MLCEs of Configuration #5 and Configuration #6 compared with real part of eigenvalues from MPE

5 Discussion

The analysis of the transients resulting from the solution of complex systems, like the tiltrotor aeroelastic model presented in this work, dominated by strong nonlinearities, can result in responses that can hardly be interpreted as the response of linear systems. This is especially true when, for example, the response evolves into a limit cycle or some higher dimensional attractor. Casting such responses into an equivalent linear behavior, essentially of an exponential time response type, to be interpreted as an equivalent damping factor for stability assessment may prove futile, as it strongly depends on the size and collocation of the observation window. On the contrary, LCEs represent a reliable way to consistently “average” the growth/decay characteristics of a system, in the vicinity of the solution of interest, into an aggregated, long-term stability indicator. In this context, extracting the MLCE from time series represents a minimally intrusive approach to directly operate on time series rather than having to develop ad hoc solvers. Moreover, the methodology can also be applied to experimental data.

The proposed methodology also presents shortcomings and needs to be applied with due care. Notably, (a) when problems are highly damped, transients vanish very quickly, leaving an insufficient number of data points for an accurate estimation of the MLCE, although in those cases stability is not at stake; (b) when the nonlinearity of the problem dominates its asymptotic behavior (e.g., leading to an LCO), MLCEs provide useful insight whereas other methods, like MPE, fail; (c) as long as the problem is not excessively damped, long time histories may be required for accurate MLCE estimation, leading to significant computational cost; on the one hand, the efficiency of the algorithm and of the underlying nonlinear simulation would improve the applicability of the method to problems of industrial interest; on the other, one needs to carefully weigh the advantages of using a full-featured nonlinear simulation to study the stability of the problem with the computational cost that the extensive coverage of configurations and operating conditions of interest may require.

6 Conclusions

This paper discusses the use of estimated Lyapunov Characteristic Exponents to evaluate the stability of complex mechanical systems.
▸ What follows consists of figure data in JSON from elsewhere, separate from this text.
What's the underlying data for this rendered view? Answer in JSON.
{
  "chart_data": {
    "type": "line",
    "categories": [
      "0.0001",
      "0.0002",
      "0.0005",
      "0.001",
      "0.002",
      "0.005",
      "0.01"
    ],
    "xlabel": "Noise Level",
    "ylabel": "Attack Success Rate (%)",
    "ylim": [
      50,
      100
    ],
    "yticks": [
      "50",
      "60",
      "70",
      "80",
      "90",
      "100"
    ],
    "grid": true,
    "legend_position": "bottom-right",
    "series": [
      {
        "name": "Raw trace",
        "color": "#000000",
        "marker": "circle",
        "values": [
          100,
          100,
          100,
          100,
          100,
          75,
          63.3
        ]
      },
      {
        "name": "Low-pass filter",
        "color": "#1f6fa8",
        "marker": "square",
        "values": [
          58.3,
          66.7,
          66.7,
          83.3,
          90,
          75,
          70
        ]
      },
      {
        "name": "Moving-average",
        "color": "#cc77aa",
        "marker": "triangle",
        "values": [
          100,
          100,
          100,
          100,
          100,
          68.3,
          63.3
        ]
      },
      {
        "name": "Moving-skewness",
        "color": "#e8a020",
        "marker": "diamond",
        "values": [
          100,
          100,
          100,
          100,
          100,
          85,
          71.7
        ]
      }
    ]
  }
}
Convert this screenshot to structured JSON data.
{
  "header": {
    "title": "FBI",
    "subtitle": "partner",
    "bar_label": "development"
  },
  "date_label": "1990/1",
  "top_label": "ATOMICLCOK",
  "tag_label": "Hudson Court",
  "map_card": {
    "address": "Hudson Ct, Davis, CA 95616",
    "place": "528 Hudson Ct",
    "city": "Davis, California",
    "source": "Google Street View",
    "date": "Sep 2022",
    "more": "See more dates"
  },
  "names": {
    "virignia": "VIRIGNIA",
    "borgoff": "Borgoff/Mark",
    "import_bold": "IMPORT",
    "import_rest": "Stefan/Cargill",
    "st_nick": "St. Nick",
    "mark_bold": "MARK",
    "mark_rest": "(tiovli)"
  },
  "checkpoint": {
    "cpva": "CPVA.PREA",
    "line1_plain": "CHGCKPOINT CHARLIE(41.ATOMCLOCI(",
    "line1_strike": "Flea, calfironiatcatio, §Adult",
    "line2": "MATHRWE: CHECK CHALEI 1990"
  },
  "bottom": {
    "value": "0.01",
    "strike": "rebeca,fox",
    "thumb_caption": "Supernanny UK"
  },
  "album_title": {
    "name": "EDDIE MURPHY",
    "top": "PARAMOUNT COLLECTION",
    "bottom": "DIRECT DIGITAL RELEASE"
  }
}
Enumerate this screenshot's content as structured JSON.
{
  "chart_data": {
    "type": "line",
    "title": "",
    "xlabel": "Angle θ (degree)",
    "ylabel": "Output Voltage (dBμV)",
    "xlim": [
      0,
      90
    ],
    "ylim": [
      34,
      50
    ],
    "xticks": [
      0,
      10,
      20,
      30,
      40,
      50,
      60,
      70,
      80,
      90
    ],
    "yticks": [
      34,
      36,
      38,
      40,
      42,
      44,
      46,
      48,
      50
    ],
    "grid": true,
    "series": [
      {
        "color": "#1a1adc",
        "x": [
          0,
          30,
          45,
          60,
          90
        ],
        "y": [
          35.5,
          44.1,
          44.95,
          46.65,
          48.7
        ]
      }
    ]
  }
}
The reference application is the whirl-flutter study of a tiltrotor aeroelastic model. The problem is formulated without any a priori linearization or coordinate transformation to reduce the azimuthal dependence of the equations. Nonlinear phenomena, like limit-cycle oscillations, can be detected. By leveraging Jacobian-less methods, the Maximum LCE, i.e., the most critical one regarding stability, can be estimated from time series computed using general-purpose multibody formulations, without the need to modify existing solvers. The Maximum LCE method can detect limit cycle conditions; future work will focus on identifying the amplitude of the perturbation associated with instability or a limit cycle, and other estimators based on the same concept that also account for stochastic noise.